Diese und auch manch andere Deutung der vorliegenden Publikation scheint doch einigermaßen blutarm und konstruiert zu sein. Überhaupt erweckt die Studie Renz’ den Verdacht, als hätte die vorab gewählte Methode die Lektüre des literarischen Textes in erheblichem Maße prädeterminiert. Denn der Blick auf Formationen des „Wissens“ verleitet mitunter zur Vernachlässigung derjenigen Momente des „Nibelungenliedes“, welche für diese Dichtung als Dichtung essenziell sind. Zu denken ist hier an Elemente, die ihr Dasein der Nötigung durch die poetische Form verdanken; gewiss ist man etwa in Fällen, in denen der Reimzwang sichtlich auf die Lexik einwirkt, gut beraten, in semantischer Hinsicht Vorsicht walten zu lassen.

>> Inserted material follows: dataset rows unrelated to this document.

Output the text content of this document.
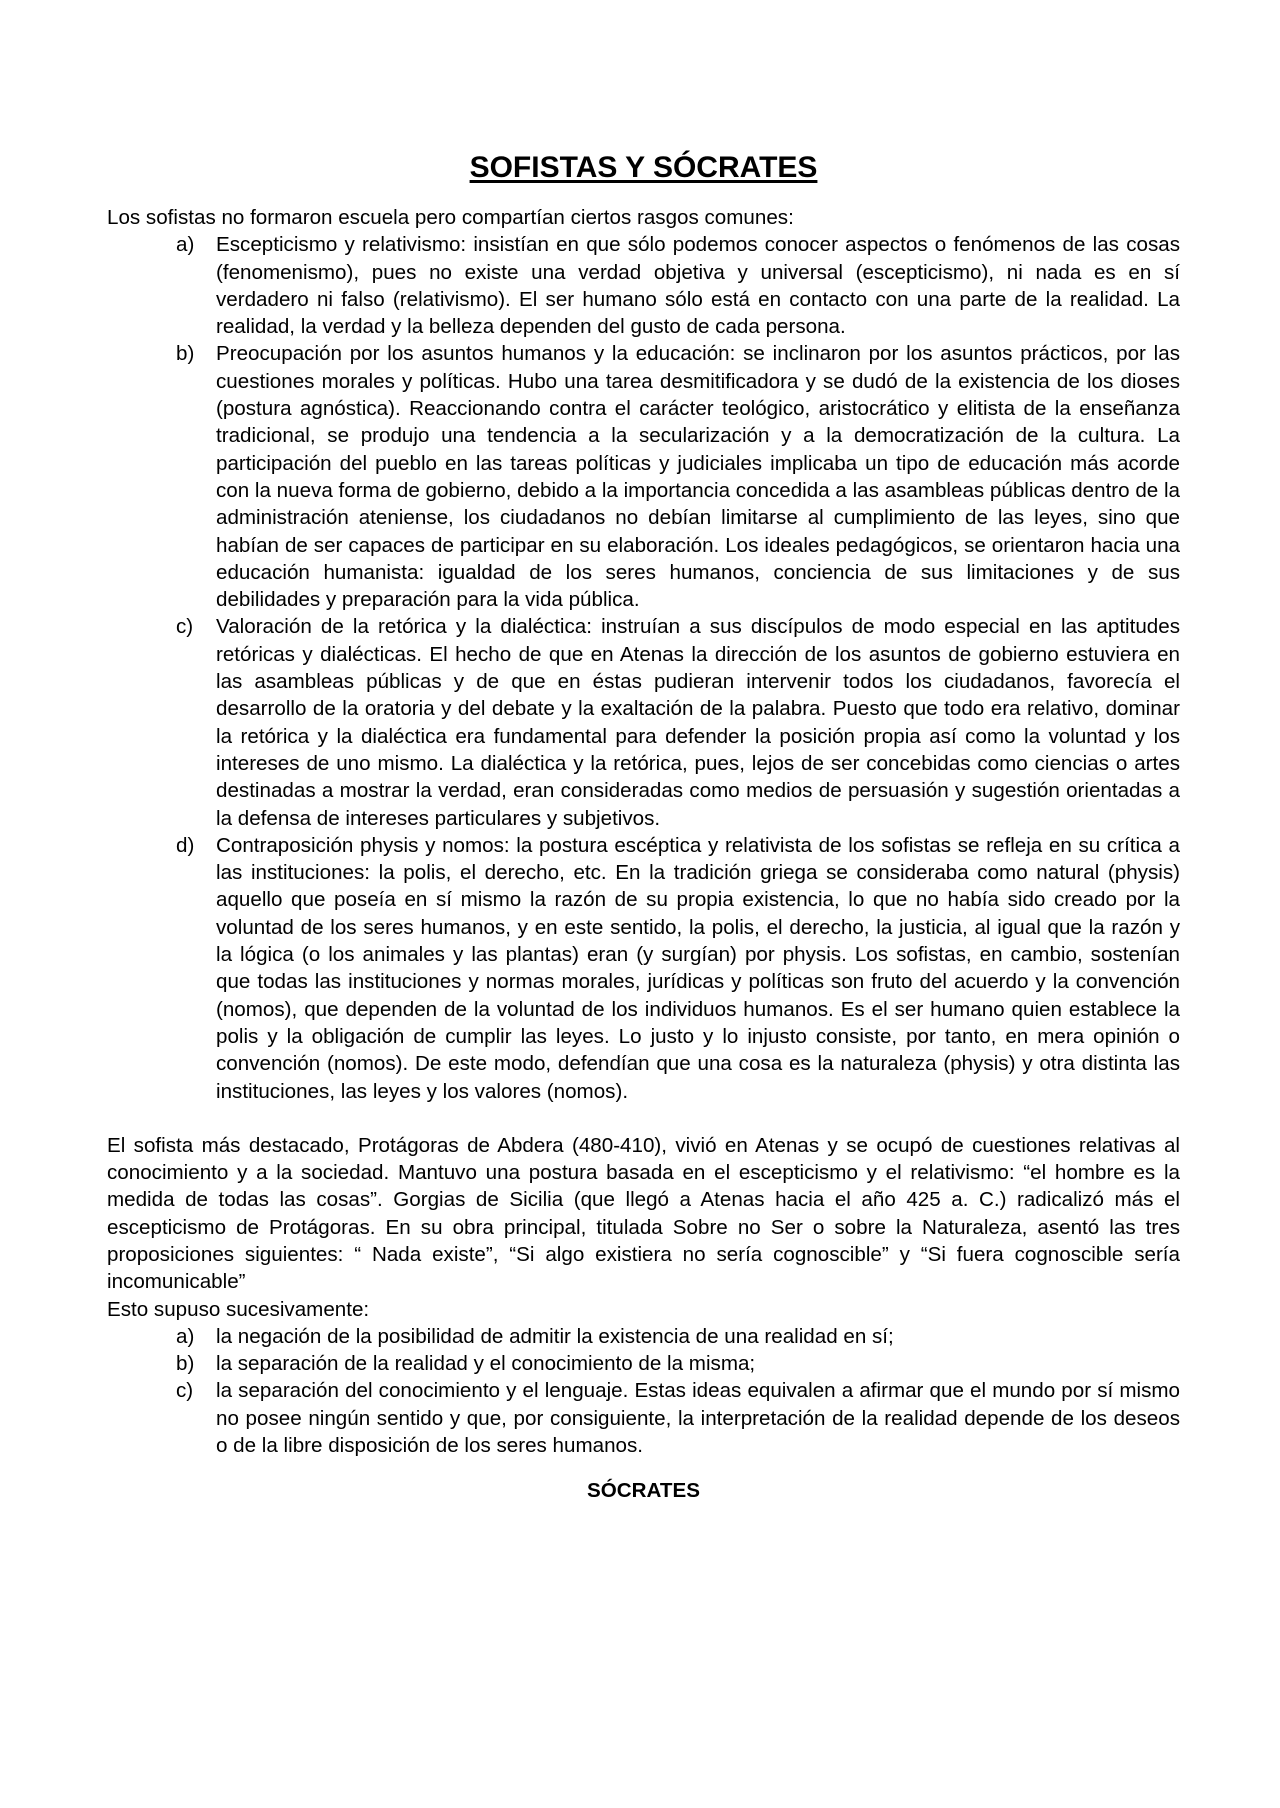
SOFISTAS Y SÓCRATES

Los sofistas no formaron escuela pero compartían ciertos rasgos comunes:

a) Escepticismo y relativismo: insistían en que sólo podemos conocer aspectos o fenómenos de las cosas (fenomenismo), pues no existe una verdad objetiva y universal (escepticismo), ni nada es en sí verdadero ni falso (relativismo). El ser humano sólo está en contacto con una parte de la realidad. La realidad, la verdad y la belleza dependen del gusto de cada persona.
b) Preocupación por los asuntos humanos y la educación: se inclinaron por los asuntos prácticos, por las cuestiones morales y políticas. Hubo una tarea desmitificadora y se dudó de la existencia de los dioses (postura agnóstica). Reaccionando contra el carácter teológico, aristocrático y elitista de la enseñanza tradicional, se produjo una tendencia a la secularización y a la democratización de la cultura. La participación del pueblo en las tareas políticas y judiciales implicaba un tipo de educación más acorde con la nueva forma de gobierno, debido a la importancia concedida a las asambleas públicas dentro de la administración ateniense, los ciudadanos no debían limitarse al cumplimiento de las leyes, sino que habían de ser capaces de participar en su elaboración. Los ideales pedagógicos, se orientaron hacia una educación humanista: igualdad de los seres humanos, conciencia de sus limitaciones y de sus debilidades y preparación para la vida pública.
c) Valoración de la retórica y la dialéctica: instruían a sus discípulos de modo especial en las aptitudes retóricas y dialécticas. El hecho de que en Atenas la dirección de los asuntos de gobierno estuviera en las asambleas públicas y de que en éstas pudieran intervenir todos los ciudadanos, favorecía el desarrollo de la oratoria y del debate y la exaltación de la palabra. Puesto que todo era relativo, dominar la retórica y la dialéctica era fundamental para defender la posición propia así como la voluntad y los intereses de uno mismo. La dialéctica y la retórica, pues, lejos de ser concebidas como ciencias o artes destinadas a mostrar la verdad, eran consideradas como medios de persuasión y sugestión orientadas a la defensa de intereses particulares y subjetivos.
d) Contraposición physis y nomos: la postura escéptica y relativista de los sofistas se refleja en su crítica a las instituciones: la polis, el derecho, etc. En la tradición griega se consideraba como natural (physis) aquello que poseía en sí mismo la razón de su propia existencia, lo que no había sido creado por la voluntad de los seres humanos, y en este sentido, la polis, el derecho, la justicia, al igual que la razón y la lógica (o los animales y las plantas) eran (y surgían) por physis. Los sofistas, en cambio, sostenían que todas las instituciones y normas morales, jurídicas y políticas son fruto del acuerdo y la convención (nomos), que dependen de la voluntad de los individuos humanos. Es el ser humano quien establece la polis y la obligación de cumplir las leyes. Lo justo y lo injusto consiste, por tanto, en mera opinión o convención (nomos). De este modo, defendían que una cosa es la naturaleza (physis) y otra distinta las instituciones, las leyes y los valores (nomos).

El sofista más destacado, Protágoras de Abdera (480-410), vivió en Atenas y se ocupó de cuestiones relativas al conocimiento y a la sociedad. Mantuvo una postura basada en el escepticismo y el relativismo: “el hombre es la medida de todas las cosas”. Gorgias de Sicilia (que llegó a Atenas hacia el año 425 a. C.) radicalizó más el escepticismo de Protágoras. En su obra principal, titulada Sobre no Ser o sobre la Naturaleza, asentó las tres proposiciones siguientes: “ Nada existe”, “Si algo existiera no sería cognoscible” y “Si fuera cognoscible sería incomunicable”

Esto supuso sucesivamente:

a) la negación de la posibilidad de admitir la existencia de una realidad en sí;
b) la separación de la realidad y el conocimiento de la misma;
c) la separación del conocimiento y el lenguaje. Estas ideas equivalen a afirmar que el mundo por sí mismo no posee ningún sentido y que, por consiguiente, la interpretación de la realidad depende de los deseos o de la libre disposición de los seres humanos.
SÓCRATES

Wenn beispielsweise Kriemhild über den Mörder ihres Mannes Siegfried spricht: „‚Hey sold ich den bekennen‘, sprach daz vil edel wîp, / ‚holt wurde im nimmer mîn herze unt ouch mîn lîp‘“, mag es noch statthaft sein, das Wort lîp als Verweis auf Kriemhilds „Körper“ zu interpretieren, wie Renz es tut, indem er kommentiert: „Das dauerhafte Verhältnis ausbleibender Freundschaft geht ebenso von Kriemhilds herze aus wie von ihrem Körper.“ Problematisch wird es allerdings, wenn Renz die erste Liebesvereinigung Kriemhilds mit Siegfried modernistisch als eine „sexuelle Handlung“ ansieht, in der sich eine „Verbindung der Körper“ ereigne. Im „Nibelungenlied“ steht indes: „Dô der herre Sîfrit bî Kriemhilde lac, / unt er sô minneclîche der juncvrouwen pflac / mit sînen edelen minnen, si wart im sô sîn lîp. / er naeme für si eine niht tûsent ándériu wîp.“ Zu einer Fehldeutung führt der Hang zur Semantisierung von lîp als „Körper“, wenn der Dichter über Siegfried sagt: „er truoc si ime herzen, si was im sô der lîp“, und Renz die ins Metaphysische hineinreichende Poesie dieser Stelle entwertet, wobei er einen „Vergleich Kriemhilds mit Siegfrieds Körper“ vorfinden möchte. Von einer Arbeit, die „Wissen“ im Untertitel führt, wird man aber doch das mediävistische Basiswissen voraussetzen dürfen, demzufolge der mittelhochdeutsche lîp lediglich unter umsichtiger Zurkenntnisnahme des jeweiligen Kontextes als neuhochdeutscher „Körper“ aufgefasst werden darf. Im Zweifel tut der Übersetzer nicht schlecht daran, mîn lîp einfach mit dem Personalpronomen („ich“) wiederzugeben.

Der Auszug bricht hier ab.